« Assurez-vous qu’ils aient une fontaine à champagne comme celle des Wilson », intervient Bianca sans lever les yeux de son téléphone. « Mais plus grande, et avec du bon champagne, pas du bas de gamme. »
Papa tape sa carte de crédit. « Et verse les acomptes avec ça. On te remboursera. Un jour. » Il rit, comme si c’était une blague qu’on apprécie tous les deux.
Mes doigts se referment sur le dossier. Ils tremblent, mais personne ne le remarque. Personne ne le remarque jamais.
Je me vois à dix-sept ans, annulant ma soirée pyjama pour préparer les invitations du vingt-et-unième anniversaire de Bianca. Je me vois à vingt et un ans, ratant ma réservation au restaurant parce que le DJ de Bianca a annulé à la dernière minute et qu’il a fallu trouver un remplaçant. Je me vois à vingt-quatre ans, voyant mon compte en banque se vider après avoir réglé la facture de fleurs de 4 000 $ que papa avait promis de rembourser « la semaine prochaine ». J’attends toujours ce remboursement. Je vois mes propres anniversaires — exactement deux semaines après celui de Bianca — passer dans un flou de décorations restantes et de vœux d’anniversaire à la volée.

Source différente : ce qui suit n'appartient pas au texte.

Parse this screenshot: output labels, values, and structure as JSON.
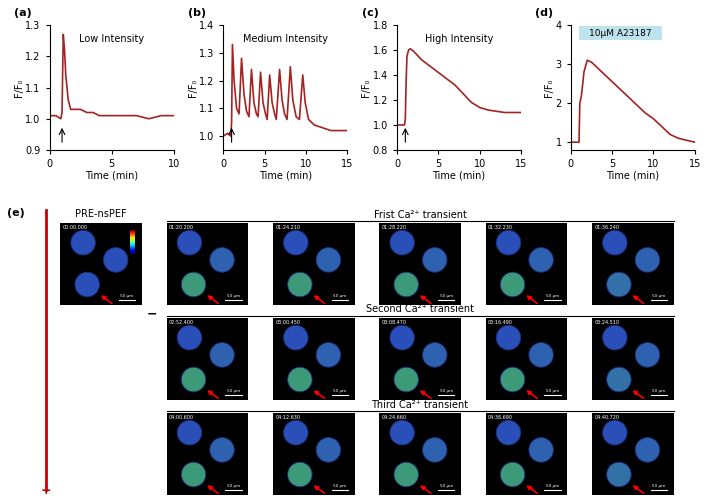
{
  "chart_data": [
    {
      "type": "line",
      "panel": "(a)",
      "title": "Low Intensity",
      "xlabel": "Time (min)",
      "ylabel": "F/F₀",
      "x": [
        0,
        0.5,
        0.9,
        1.0,
        1.05,
        1.1,
        1.2,
        1.3,
        1.5,
        1.7,
        2.0,
        2.5,
        3,
        3.5,
        4,
        5,
        6,
        7,
        8,
        9,
        10
      ],
      "values": [
        1.01,
        1.01,
        1.0,
        1.02,
        1.15,
        1.27,
        1.22,
        1.14,
        1.06,
        1.03,
        1.03,
        1.03,
        1.02,
        1.02,
        1.01,
        1.01,
        1.01,
        1.01,
        1.0,
        1.01,
        1.01
      ],
      "color": "#a52222",
      "xlim": [
        0,
        10
      ],
      "xticks": [
        0,
        5,
        10
      ],
      "ylim": [
        0.9,
        1.3
      ],
      "yticks": [
        0.9,
        1.0,
        1.1,
        1.2,
        1.3
      ],
      "arrow": 1.0
    },
    {
      "type": "line",
      "panel": "(b)",
      "title": "Medium Intensity",
      "xlabel": "Time (min)",
      "ylabel": "F/F₀",
      "x": [
        0,
        0.5,
        0.9,
        1.0,
        1.1,
        1.3,
        1.6,
        1.9,
        2.2,
        2.5,
        2.8,
        3.1,
        3.4,
        3.7,
        4.0,
        4.2,
        4.5,
        4.8,
        5.1,
        5.3,
        5.6,
        5.9,
        6.2,
        6.4,
        6.8,
        7.1,
        7.4,
        7.7,
        8.1,
        8.4,
        8.8,
        9.2,
        9.6,
        9.9,
        10.3,
        11,
        12,
        13,
        14,
        15
      ],
      "values": [
        1.0,
        1.01,
        1.0,
        1.05,
        1.33,
        1.2,
        1.1,
        1.08,
        1.28,
        1.15,
        1.09,
        1.07,
        1.24,
        1.12,
        1.08,
        1.07,
        1.23,
        1.12,
        1.08,
        1.06,
        1.22,
        1.12,
        1.08,
        1.06,
        1.24,
        1.13,
        1.08,
        1.06,
        1.25,
        1.13,
        1.07,
        1.06,
        1.22,
        1.12,
        1.06,
        1.04,
        1.03,
        1.02,
        1.02,
        1.02
      ],
      "color": "#a52222",
      "xlim": [
        0,
        15
      ],
      "xticks": [
        0,
        5,
        10,
        15
      ],
      "ylim": [
        0.95,
        1.4
      ],
      "yticks": [
        1.0,
        1.1,
        1.2,
        1.3,
        1.4
      ],
      "arrow": 1.0
    },
    {
      "type": "line",
      "panel": "(c)",
      "title": "High Intensity",
      "xlabel": "Time (min)",
      "ylabel": "F/F₀",
      "x": [
        0,
        0.5,
        0.9,
        1.0,
        1.1,
        1.2,
        1.4,
        1.6,
        2,
        3,
        4,
        5,
        6,
        7,
        8,
        9,
        10,
        11,
        12,
        13,
        14,
        15
      ],
      "values": [
        1.0,
        1.0,
        1.0,
        1.05,
        1.35,
        1.55,
        1.6,
        1.61,
        1.59,
        1.52,
        1.47,
        1.42,
        1.37,
        1.32,
        1.25,
        1.18,
        1.14,
        1.12,
        1.11,
        1.1,
        1.1,
        1.1
      ],
      "color": "#a52222",
      "xlim": [
        0,
        15
      ],
      "xticks": [
        0,
        5,
        10,
        15
      ],
      "ylim": [
        0.8,
        1.8
      ],
      "yticks": [
        0.8,
        1.0,
        1.2,
        1.4,
        1.6,
        1.8
      ],
      "arrow": 1.0
    },
    {
      "type": "line",
      "panel": "(d)",
      "title": "10μM A23187",
      "xlabel": "Time (min)",
      "ylabel": "F/F₀",
      "x": [
        0,
        0.5,
        1.0,
        1.1,
        1.3,
        1.6,
        2.0,
        2.5,
        3,
        4,
        5,
        6,
        7,
        8,
        9,
        10,
        10.5,
        11,
        12,
        13,
        14,
        15
      ],
      "values": [
        1.0,
        1.0,
        1.0,
        2.0,
        2.2,
        2.8,
        3.1,
        3.05,
        2.95,
        2.75,
        2.55,
        2.35,
        2.15,
        1.95,
        1.75,
        1.6,
        1.5,
        1.4,
        1.2,
        1.1,
        1.05,
        1.0
      ],
      "color": "#a52222",
      "xlim": [
        0,
        15
      ],
      "xticks": [
        0,
        5,
        10,
        15
      ],
      "ylim": [
        0.8,
        4
      ],
      "yticks": [
        1,
        2,
        3,
        4
      ],
      "drug_span": [
        1,
        11
      ]
    }
  ],
  "images": {
    "panel": "(e)",
    "pre_label": "PRE-nsPEF",
    "pre_time": "00:00.000",
    "polarity": [
      "+",
      "−"
    ],
    "scale_bar": "50 μm",
    "rows": [
      {
        "label": "Frist Ca²⁺ transient",
        "times": [
          "01:20.200",
          "01:24.210",
          "01:28.220",
          "01:32.230",
          "01:36.240"
        ]
      },
      {
        "label": "Second Ca²⁺ transient",
        "times": [
          "02:52.400",
          "03:00.450",
          "03:08.470",
          "03:16.490",
          "03:24.510"
        ]
      },
      {
        "label": "Third Ca²⁺ transient",
        "times": [
          "04:00.600",
          "04:12.630",
          "04:24.660",
          "04:36.690",
          "04:40.720"
        ]
      }
    ]
  }
}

« On en a marre de faire la fête », dit toujours maman. « Faisons juste un petit truc. » Petit, ça veut dire oublié. Petit, ça veut dire un texto envoyé à la dernière minute à 21 h. Petit, ça veut dire rien du tout.
« Kendall ? Tu m’as entendue ? » Maman agite la main devant mon visage. « J’ai dit qu’il nous fallait les acomptes avant vendredi. »
« Oui », dis-je automatiquement. « Je vous ai entendu. »
Plus tard dans la journée, dans mon appartement, j’ai étalé le contenu du dossier sur le plan de travail de ma cuisine. Le thème est le faste et le glamour, car « le vieux Hollywood » était « trop banal », d’après le dernier message de Bianca. Le budget initial de 4 000 $ a inexplicablement grimpé à 6 000 $.
Mon ordinateur portable est ouvert sur mon compte bancaire : 3 207,42 $. Toutes mes économies, constituées dollar après dollar grâce au salaire de mon assistante administrative. Je n’ai jamais fêté un anniversaire comme il se doit. Pas une seule fois en vingt-six ans.
Mon téléphone vibre. Rachel : Ils t’ont encore embarquée dans l’organisation de la fête ?
Mes doigts planent au-dessus du clavier. Quelque chose se produit en moi, comme des plaques tectoniques qui, après des années de frottement, finissent par se séparer.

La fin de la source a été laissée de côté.